Hi all,

I am new to Stata and a somewhat of statistics novice. I am working on a project where I am replicating the methodology of a study that analyzed trends in the number of emergency department (ED) visits over time. I am using the same dataset, in which each observation is a unique patient visit record (i.e., 1 row = 1 visit). In the original study, linear regression was used to assess the statistical significance in trends in the number of ED visits over the study period (1990-2009). With my project, I need to do the same, but for years 2010-2017.

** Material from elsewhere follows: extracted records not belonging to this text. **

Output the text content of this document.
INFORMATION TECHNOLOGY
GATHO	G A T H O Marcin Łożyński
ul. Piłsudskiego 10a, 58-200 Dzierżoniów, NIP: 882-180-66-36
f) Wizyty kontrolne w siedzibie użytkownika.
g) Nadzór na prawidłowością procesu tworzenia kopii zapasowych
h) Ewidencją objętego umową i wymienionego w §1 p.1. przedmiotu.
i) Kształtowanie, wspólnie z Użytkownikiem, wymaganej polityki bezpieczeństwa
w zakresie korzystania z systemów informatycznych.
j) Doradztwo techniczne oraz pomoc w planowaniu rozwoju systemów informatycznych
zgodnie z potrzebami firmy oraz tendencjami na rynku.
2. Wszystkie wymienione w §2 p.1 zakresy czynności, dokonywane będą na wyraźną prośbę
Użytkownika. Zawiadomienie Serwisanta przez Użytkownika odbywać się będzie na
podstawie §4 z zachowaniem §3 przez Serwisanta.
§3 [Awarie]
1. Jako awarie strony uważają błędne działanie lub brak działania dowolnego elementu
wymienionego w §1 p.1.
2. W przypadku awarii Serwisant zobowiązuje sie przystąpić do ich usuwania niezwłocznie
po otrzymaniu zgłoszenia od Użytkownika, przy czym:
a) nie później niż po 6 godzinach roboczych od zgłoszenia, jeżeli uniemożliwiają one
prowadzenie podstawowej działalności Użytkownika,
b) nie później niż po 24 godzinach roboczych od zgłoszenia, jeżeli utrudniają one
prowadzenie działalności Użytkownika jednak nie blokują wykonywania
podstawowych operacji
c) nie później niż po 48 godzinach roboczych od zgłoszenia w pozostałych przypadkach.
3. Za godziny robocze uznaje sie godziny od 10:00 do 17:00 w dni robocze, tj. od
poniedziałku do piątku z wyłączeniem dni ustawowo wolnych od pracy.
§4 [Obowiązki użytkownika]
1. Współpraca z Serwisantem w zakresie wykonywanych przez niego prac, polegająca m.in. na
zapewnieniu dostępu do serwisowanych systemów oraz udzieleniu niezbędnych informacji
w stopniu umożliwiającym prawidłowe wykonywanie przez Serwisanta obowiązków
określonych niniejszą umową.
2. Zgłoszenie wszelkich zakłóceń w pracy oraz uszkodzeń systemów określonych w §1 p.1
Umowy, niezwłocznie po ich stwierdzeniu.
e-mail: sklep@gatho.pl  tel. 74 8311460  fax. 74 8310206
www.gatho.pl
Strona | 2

I have been at a loss of how to do this in stata, as typically with linear regression you would declare both an independent and dependent variable (e.g., height and weight). I know that my independent variable would be Year, but how would I declare my dependent variable? The dependent variable would be the number of cases per year, which is actually a frequency and not a specific variable that I have set up.

The only way I could think to do this was to run a frequency on year, and then create a new dataset with year as the independent variable and count and the dependent variable:

svy: tab Year
Year Count
2010 5269
2011 5902
2012 6793
2013 7212
2014 7094
2015 5070
2016 9186
2017 10586

Then, with the new dataset:


Array

Is this totally the wrong way to do this? Is there a way to do this from within my original dataset? I feel like it should be simple, but I've had researched extensively and can't figure it out.